La explosión de patriotismo que siguió a los acontecimientos del 11 de septiembre demuestra que, a pesar de todo lo que se ha dicho en los últimos tiempos a propósito de la pluralidad de culturas y de la desintegración de la tradición de los padres fundadores que unificaba al país, el pueblo estadounidense todavía sigue unido por una experiencia común que continúa la de las generaciones anteriores.

En un reciente artículo aparecido en el número de diciembre de la revista The Atlantic (“Are we really one people?”, “¿De verdad somos un sólo pueblo?”), David Brooks concluye que los ataques del 11 de septiembre «han neutralizado a los líderes políticos y culturales que trataban de sacar provecho de las diferencias (entre los estadounidenses). Los estadounidenses no tienen ganas de una lucha de clases o de una guerra de culturas. La consecuencia de los ataques terroristas ha sido algo parecido a un Sabbath nacional, arrancándonos de nuestras habituales diversiones y distracciones y recordándonos lo importante. Con el tiempo se atenuarán los efectos del shock. Pero las consecuencias psicológicas perdurarán con implicaciones significativas. Sigue siendo cierto lo que resultó evidente desde el principio: aunque existan algunas diferencias reales entre los estadounidenses, no subyace por el momento ningún conflicto. Puede haber rupturas, pero nunca se abrirá un abismo. Al contrario, existe un amor por esta nación: una única nación al fin y al cabo».

Hay otro aspecto del mito de los padres fundadores ligado al modelo del éxodo que se opone al aislacionismo. El viaje de los emigrantes al nuevo mundo se veía como una obra de la divina elección y providencia, una especie de pacto que comprometía a los estadounidenses a expresar su gratitud por la suerte que habían corrido, construyendo una moral civil basada en la Biblia. Así, Estados Unidos, igual que la tierra de Israel de la Biblia, debe llegar a ser “luz para las naciones”. Las esperanzas de la humanidad y su futuro habrían sido confiadas a ellos. Más aún, si bien los artífices culturales de la nueva nación no se guiaban por una fe rigurosamente bíblica, sí verían su obra desde una óptica totalmente moral, apelando a la “conciencia del mundo” para motivar sus decisiones.

Animados por este aspecto de su experiencia, los norteamericanos han demostrado una gran disposición al sacrificio para ayudar a aliados y amigos en todo el mundo, aún a despecho de los intereses de la seguridad nacional.

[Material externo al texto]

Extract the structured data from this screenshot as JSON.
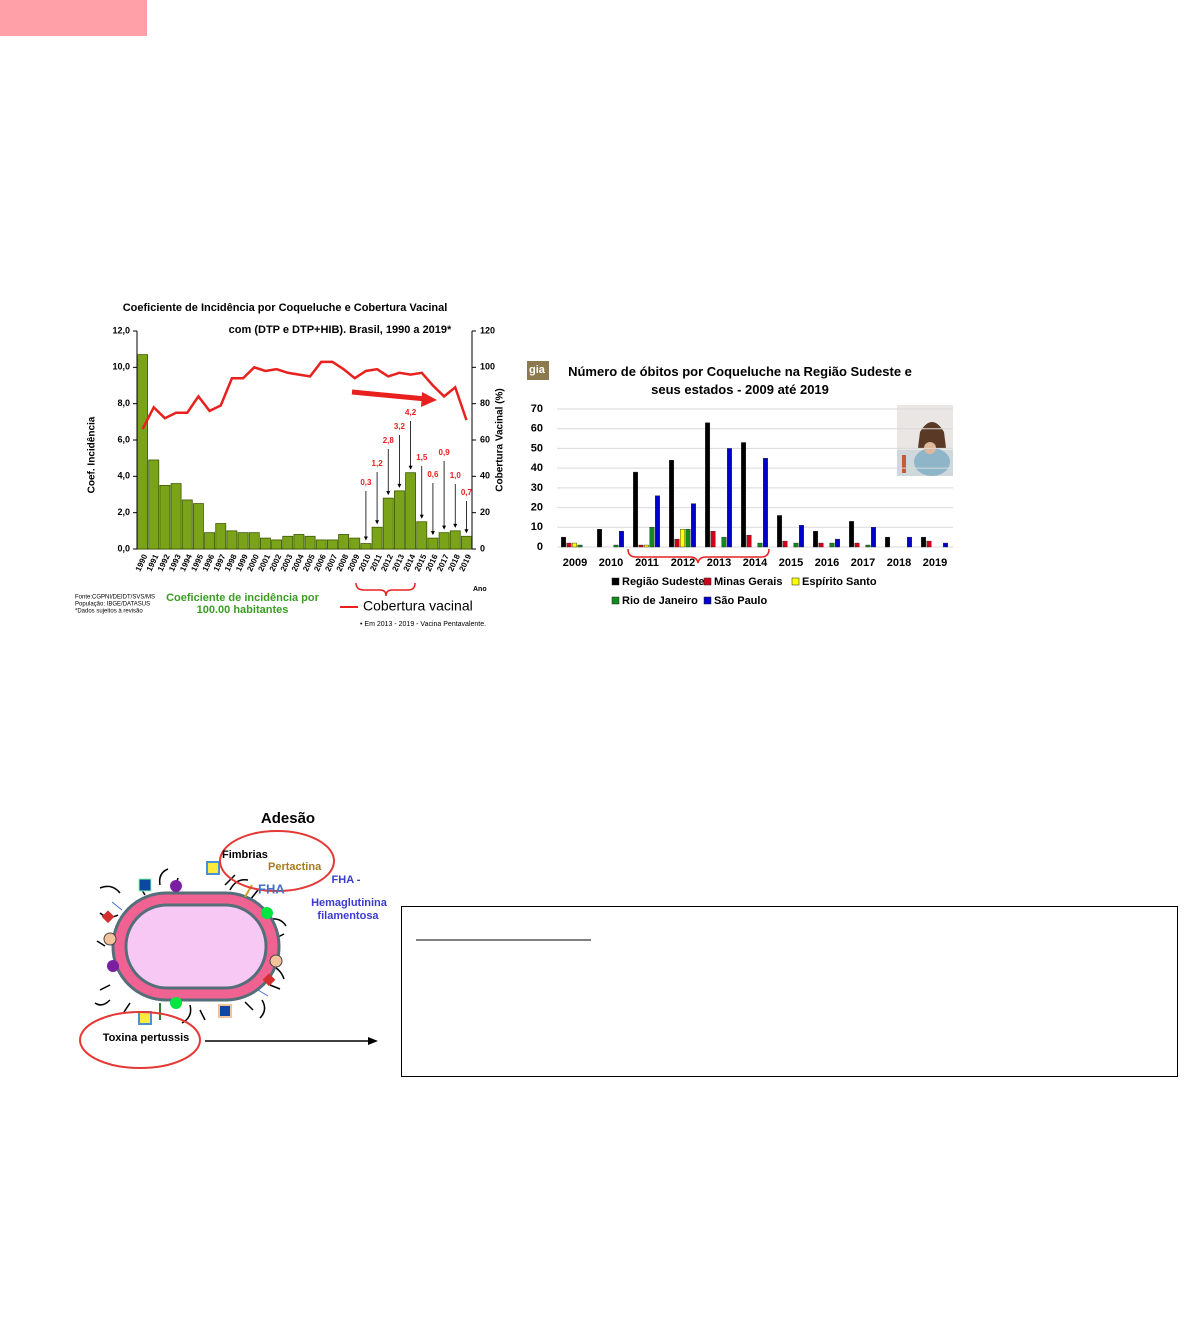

Por esto, la política exterior apela tan a menudo a la moralidad, a la necesidad de promover y defender los derechos humanos, la justicia y la libertad en el mundo entero, y los líderes ensalzan el “papel especial” de Estados Unidos en el mundo con términos casi religiosos, como demuestra el nombre de la reciente campaña militar: “libertad duradera”.

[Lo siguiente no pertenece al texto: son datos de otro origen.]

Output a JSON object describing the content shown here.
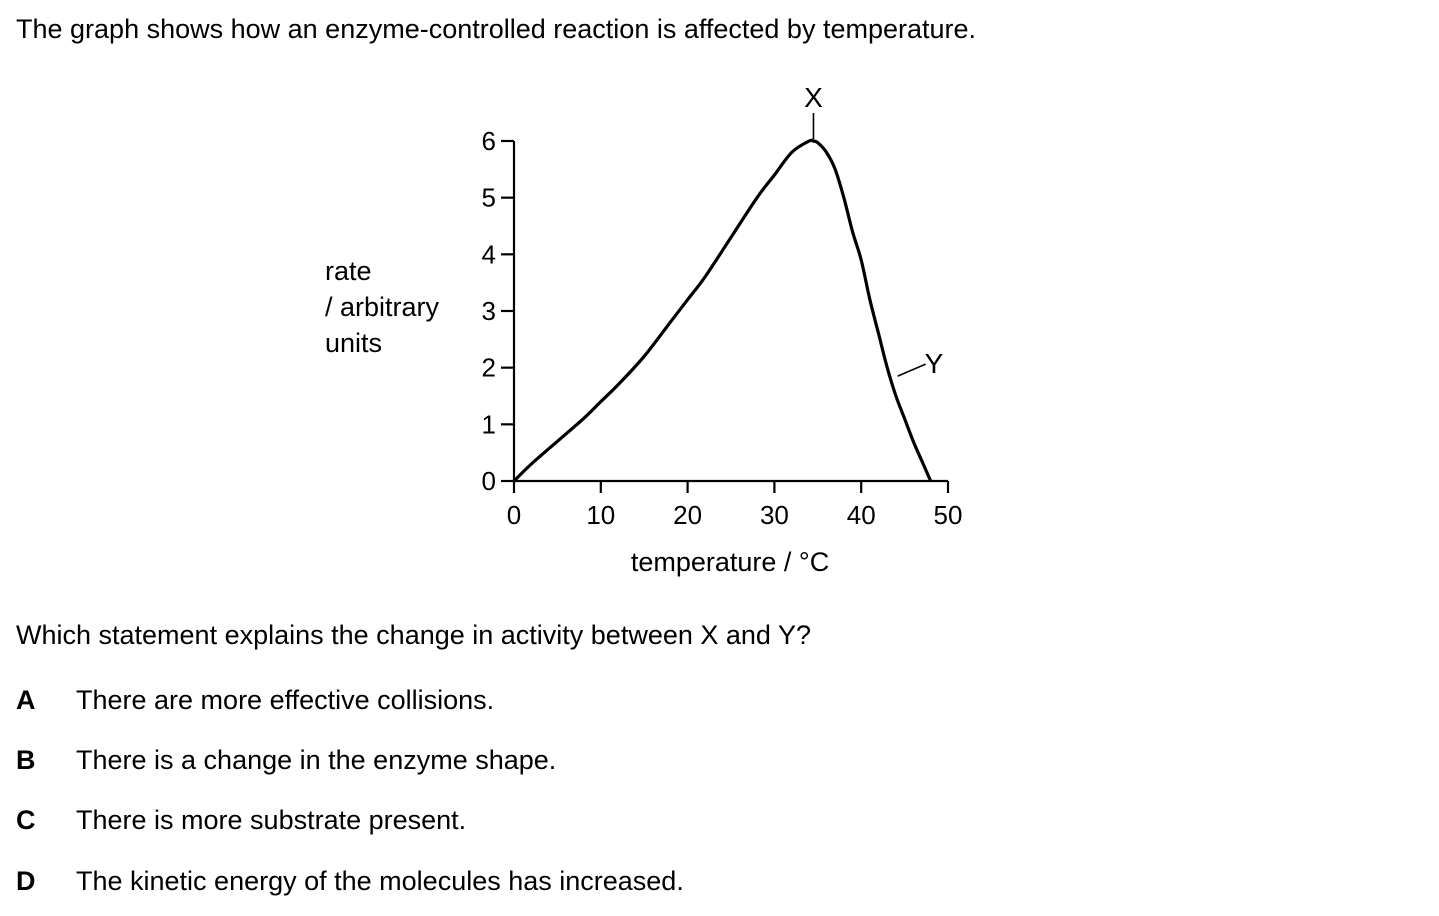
{
  "intro": "The graph shows how an enzyme-controlled reaction is affected by temperature.",
  "question": "Which statement explains the change in activity between X and Y?",
  "options": [
    {
      "letter": "A",
      "text": "There are more effective collisions."
    },
    {
      "letter": "B",
      "text": "There is a change in the enzyme shape."
    },
    {
      "letter": "C",
      "text": "There is more substrate present."
    },
    {
      "letter": "D",
      "text": "The kinetic energy of the molecules has increased."
    }
  ],
  "chart_data": {
    "type": "line",
    "ylabel_lines": [
      "rate",
      "/ arbitrary",
      "units"
    ],
    "xlabel": "temperature / °C",
    "xlim": [
      0,
      50
    ],
    "ylim": [
      0,
      6
    ],
    "xticks": [
      0,
      10,
      20,
      30,
      40,
      50
    ],
    "yticks": [
      0,
      1,
      2,
      3,
      4,
      5,
      6
    ],
    "grid": false,
    "series": [
      {
        "x": [
          0,
          2,
          5,
          8,
          10,
          12,
          15,
          18,
          20,
          22,
          25,
          28,
          30,
          32,
          34,
          34.5,
          35,
          36,
          37,
          38,
          39,
          40,
          41,
          42,
          43,
          44,
          45,
          46,
          47,
          48
        ],
        "y": [
          0,
          0.3,
          0.7,
          1.1,
          1.4,
          1.7,
          2.2,
          2.8,
          3.2,
          3.6,
          4.3,
          5.0,
          5.4,
          5.8,
          6.0,
          6.0,
          5.97,
          5.8,
          5.5,
          5.0,
          4.4,
          3.9,
          3.2,
          2.6,
          2.0,
          1.5,
          1.1,
          0.7,
          0.35,
          0
        ]
      }
    ],
    "annotations": [
      {
        "text": "X",
        "x": 34.5,
        "y": 6.0
      },
      {
        "text": "Y",
        "x": 44.2,
        "y": 1.85
      }
    ]
  }
}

El concepto clave es sin duda “libertad”. La libertad en la experiencia de Estados Unidos es un concepto en evolución, que nunca ha seguido claves ideológicas, lo cual le ha permitido adaptarse a situaciones muy distintas, sobre todo cuando la seguridad nacional estaba en peligro. En la base de todo ello está una comprensión de la libertad cada vez más extendida: la libertad sería la posibilidad de determinar lo que este término significa según las reglas de la vida democrática. Se podría decir que la noción de libertad se ha desarrollado incluyendo una acepción que no puede estar ligada a ninguna definición inmutable, llevando así a la tolerancia hacia un sin fin de opiniones particulares y a una continua lucha contra la imposición de una cualquiera de estas opiniones. Por tanto, la libertad fundamental es la posibilidad de definir la libertad como un valor que la Constitución protege de las interpretaciones. La Constitución misma ofrece los instrumentos para poner en discusión las diferentes interpretaciones de la libertad a lo largo de la historia, y éste es el núcleo, la base intocable de toda la experiencia de Estados Unidos.

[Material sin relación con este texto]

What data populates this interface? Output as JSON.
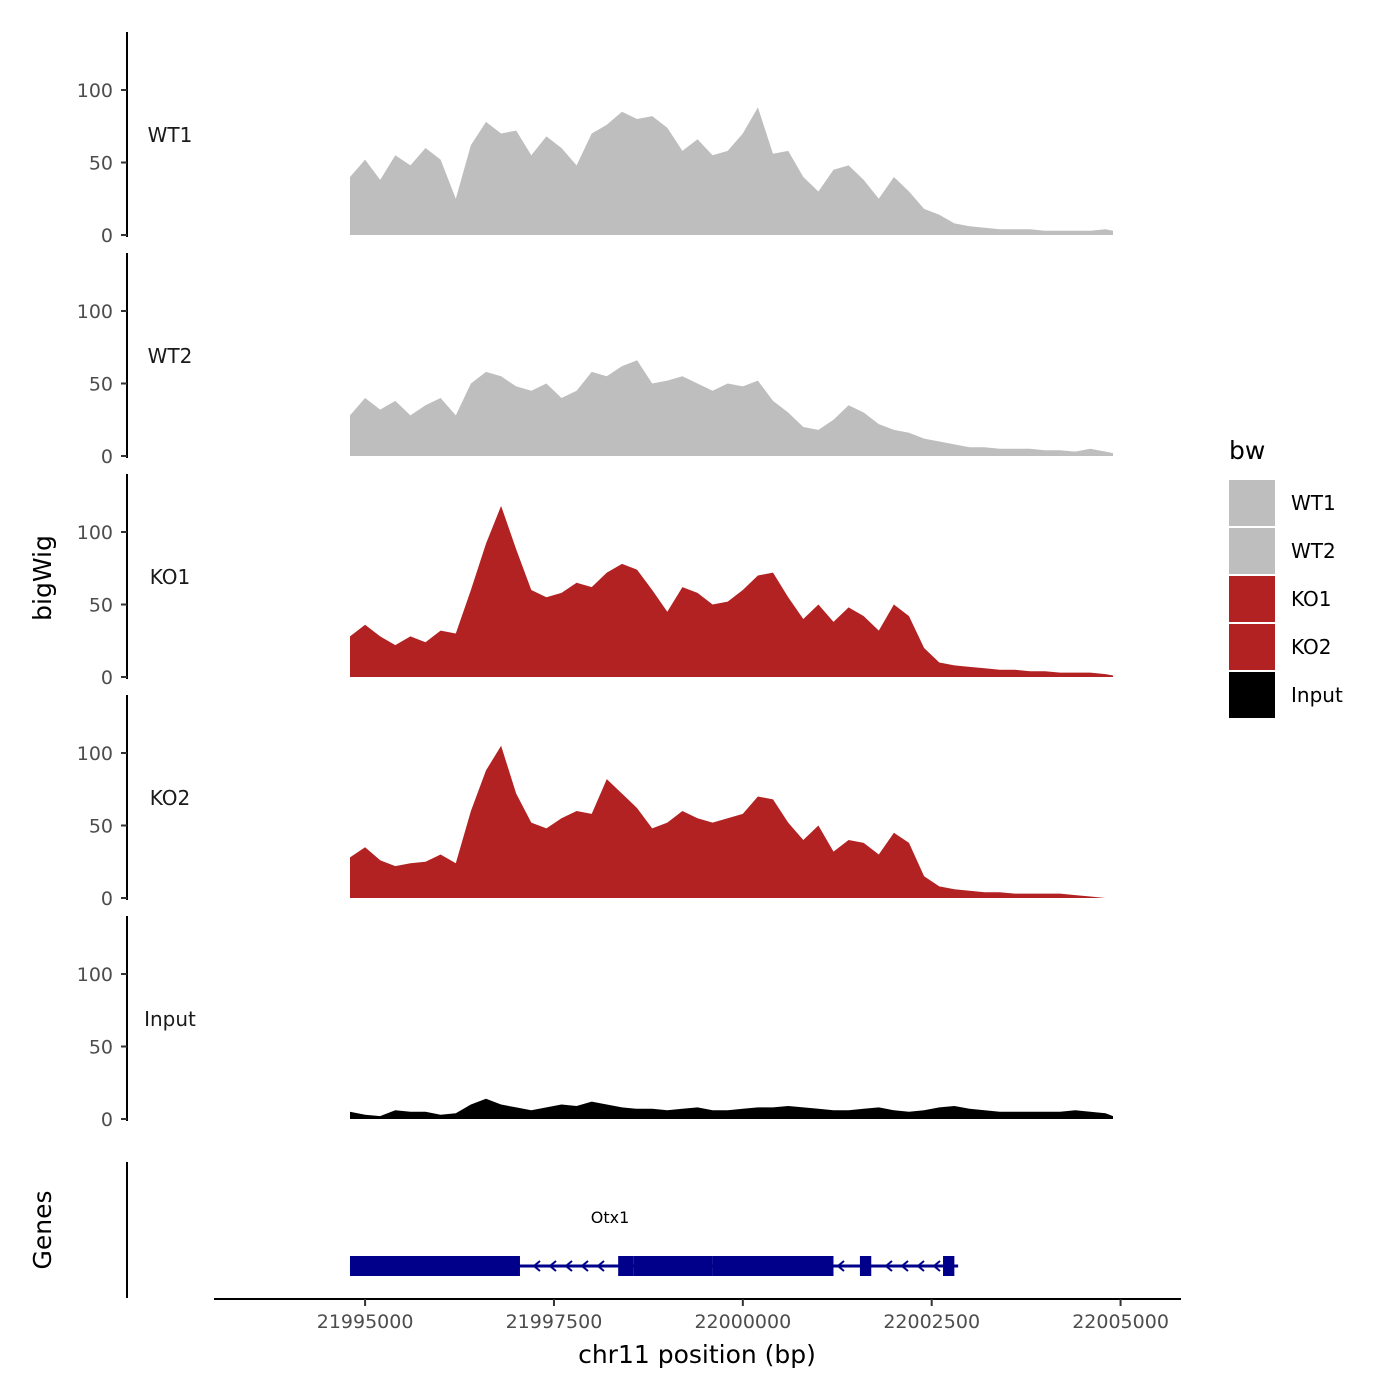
{
  "chart_data": {
    "type": "area",
    "title": "",
    "xlabel": "chr11 position (bp)",
    "ylabel": "bigWig",
    "genes_label": "Genes",
    "xlim": [
      21993000,
      22005800
    ],
    "x_ticks": [
      21995000,
      21997500,
      22000000,
      22002500,
      22005000
    ],
    "x_tick_labels": [
      "21995000",
      "21997500",
      "22000000",
      "22002500",
      "22005000"
    ],
    "ylim": [
      0,
      140
    ],
    "y_ticks": [
      0,
      50,
      100
    ],
    "y_tick_labels": [
      "0",
      "50",
      "100"
    ],
    "grid": false,
    "legend": {
      "title": "bw",
      "position": "right",
      "entries": [
        {
          "label": "WT1",
          "color": "#bebebe"
        },
        {
          "label": "WT2",
          "color": "#bebebe"
        },
        {
          "label": "KO1",
          "color": "#b22222"
        },
        {
          "label": "KO2",
          "color": "#b22222"
        },
        {
          "label": "Input",
          "color": "#000000"
        }
      ]
    },
    "x": [
      21994800,
      21995000,
      21995200,
      21995400,
      21995600,
      21995800,
      21996000,
      21996200,
      21996400,
      21996600,
      21996800,
      21997000,
      21997200,
      21997400,
      21997600,
      21997800,
      21998000,
      21998200,
      21998400,
      21998600,
      21998800,
      21999000,
      21999200,
      21999400,
      21999600,
      21999800,
      22000000,
      22000200,
      22000400,
      22000600,
      22000800,
      22001000,
      22001200,
      22001400,
      22001600,
      22001800,
      22002000,
      22002200,
      22002400,
      22002600,
      22002800,
      22003000,
      22003200,
      22003400,
      22003600,
      22003800,
      22004000,
      22004200,
      22004400,
      22004600,
      22004800,
      22004900
    ],
    "series": [
      {
        "name": "WT1",
        "color": "#bebebe",
        "values": [
          40,
          52,
          38,
          55,
          48,
          60,
          52,
          25,
          62,
          78,
          70,
          72,
          55,
          68,
          60,
          48,
          70,
          76,
          85,
          80,
          82,
          74,
          58,
          66,
          55,
          58,
          70,
          88,
          56,
          58,
          40,
          30,
          45,
          48,
          38,
          25,
          40,
          30,
          18,
          14,
          8,
          6,
          5,
          4,
          4,
          4,
          3,
          3,
          3,
          3,
          4,
          3
        ]
      },
      {
        "name": "WT2",
        "color": "#bebebe",
        "values": [
          28,
          40,
          32,
          38,
          28,
          35,
          40,
          28,
          50,
          58,
          55,
          48,
          45,
          50,
          40,
          45,
          58,
          55,
          62,
          66,
          50,
          52,
          55,
          50,
          45,
          50,
          48,
          52,
          38,
          30,
          20,
          18,
          25,
          35,
          30,
          22,
          18,
          16,
          12,
          10,
          8,
          6,
          6,
          5,
          5,
          5,
          4,
          4,
          3,
          5,
          3,
          2
        ]
      },
      {
        "name": "KO1",
        "color": "#b22222",
        "values": [
          28,
          36,
          28,
          22,
          28,
          24,
          32,
          30,
          60,
          92,
          118,
          88,
          60,
          55,
          58,
          65,
          62,
          72,
          78,
          74,
          60,
          45,
          62,
          58,
          50,
          52,
          60,
          70,
          72,
          55,
          40,
          50,
          38,
          48,
          42,
          32,
          50,
          42,
          20,
          10,
          8,
          7,
          6,
          5,
          5,
          4,
          4,
          3,
          3,
          3,
          2,
          1
        ]
      },
      {
        "name": "KO2",
        "color": "#b22222",
        "values": [
          28,
          35,
          26,
          22,
          24,
          25,
          30,
          24,
          60,
          88,
          105,
          72,
          52,
          48,
          55,
          60,
          58,
          82,
          72,
          62,
          48,
          52,
          60,
          55,
          52,
          55,
          58,
          70,
          68,
          52,
          40,
          50,
          32,
          40,
          38,
          30,
          45,
          38,
          15,
          8,
          6,
          5,
          4,
          4,
          3,
          3,
          3,
          3,
          2,
          1,
          0,
          0
        ]
      },
      {
        "name": "Input",
        "color": "#000000",
        "values": [
          5,
          3,
          2,
          6,
          5,
          5,
          3,
          4,
          10,
          14,
          10,
          8,
          6,
          8,
          10,
          9,
          12,
          10,
          8,
          7,
          7,
          6,
          7,
          8,
          6,
          6,
          7,
          8,
          8,
          9,
          8,
          7,
          6,
          6,
          7,
          8,
          6,
          5,
          6,
          8,
          9,
          7,
          6,
          5,
          5,
          5,
          5,
          5,
          6,
          5,
          4,
          2
        ]
      }
    ],
    "genes": [
      {
        "name": "Otx1",
        "start": 21994800,
        "end": 22002850,
        "strand": "-",
        "color": "#00008b",
        "exons": [
          [
            21994800,
            21997050
          ],
          [
            21998350,
            21998550
          ],
          [
            21998550,
            21999400
          ],
          [
            21999400,
            21999600
          ],
          [
            21999600,
            22001200
          ],
          [
            22001550,
            22001700
          ],
          [
            22002650,
            22002800
          ]
        ]
      }
    ]
  }
}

Cuando el presidente habla de “libertad duradera”, para la mayoría de los ciudadanos esta expresión suena un tanto vaga y tiene unos límites lo bastante amplios para dejar espacio a diferentes interpretaciones. La gente no aprecia las excesivas elucubraciones filosóficas sobre los fundamentos de la libertad. Es casi como si pensaran que se trata de algo “obvio en sí mismo”, como afirma la Declaración de Independencia.

Hablando en términos filosóficos, se podría correr el peligro de decir que prevalece una visión de la libertad como “ley natural”. Aunque los intelectuales debaten sobre esta cuestión - sea a favor o en contra - para la mayoría de la población se trata de un hecho más ligado a la realidad que a la teoría. Para la gente, la libertad es sobre todo la libertad del individuo de forjar su propio mundo, la de expresar su creatividad, la de sentar y definir sus objetivos en la vida, sin restricciones debidas a sistemas teóricos y abstractos.

Ésta es la libertad que los estadounidenses han visto amenazada por los acontecimientos del 11 de septiembre. Por eso estos mismos hechos han desencadenado tal sentido del patriotismo. Por eso la gente estaba dispuesta a dejar a un lado tantas opiniones diferentes (e incompatibles en el ámbito teórico) para defenderse a sí mismos. Como resultado, al principio del nuevo año el pueblo estadounidense siente una vez más la hostilidad del resto del mundo respecto a Estados Unidos, confirmando así su perenne tentación de aislacionismo, y llevando a los ciudadanos a desconfiar de todo lo que es “extranjero”, además de apuntalar una política exterior unilateral. Desde otro punto de vista, esta tentación será puesta en entredicho por el reconocimiento de otra posibilidad de guiar una alianza mundial en nombre de la libertad humana, de los derechos humanos y de la dignidad humana que muestra a Estados Unidos como depositario de la esperanza de libertad de toda la humanidad. Las dos tendencias están presentes en la administración Bush y entre los líderes de las dos principales formaciones políticas. Su interacción determinará el futuro de la política exterior estadounidense en el nuevo año.

Todo depende de cómo el pueblo estadounidense conciba la libertad que ha sentido amenazada por los ataques del 11 de septiembre. Ahora que no puede considerar sus fronteras como un baluarte de defensa contra los que intentan privarles de esta libertad, existe indudablemente una oportunidad de reconsiderar a fondo el significado real de la palabra libertad. Pero los argumentos teóricos no prevalecerán. El futuro pertenece a quienes puedan mostrar que son realmente libres.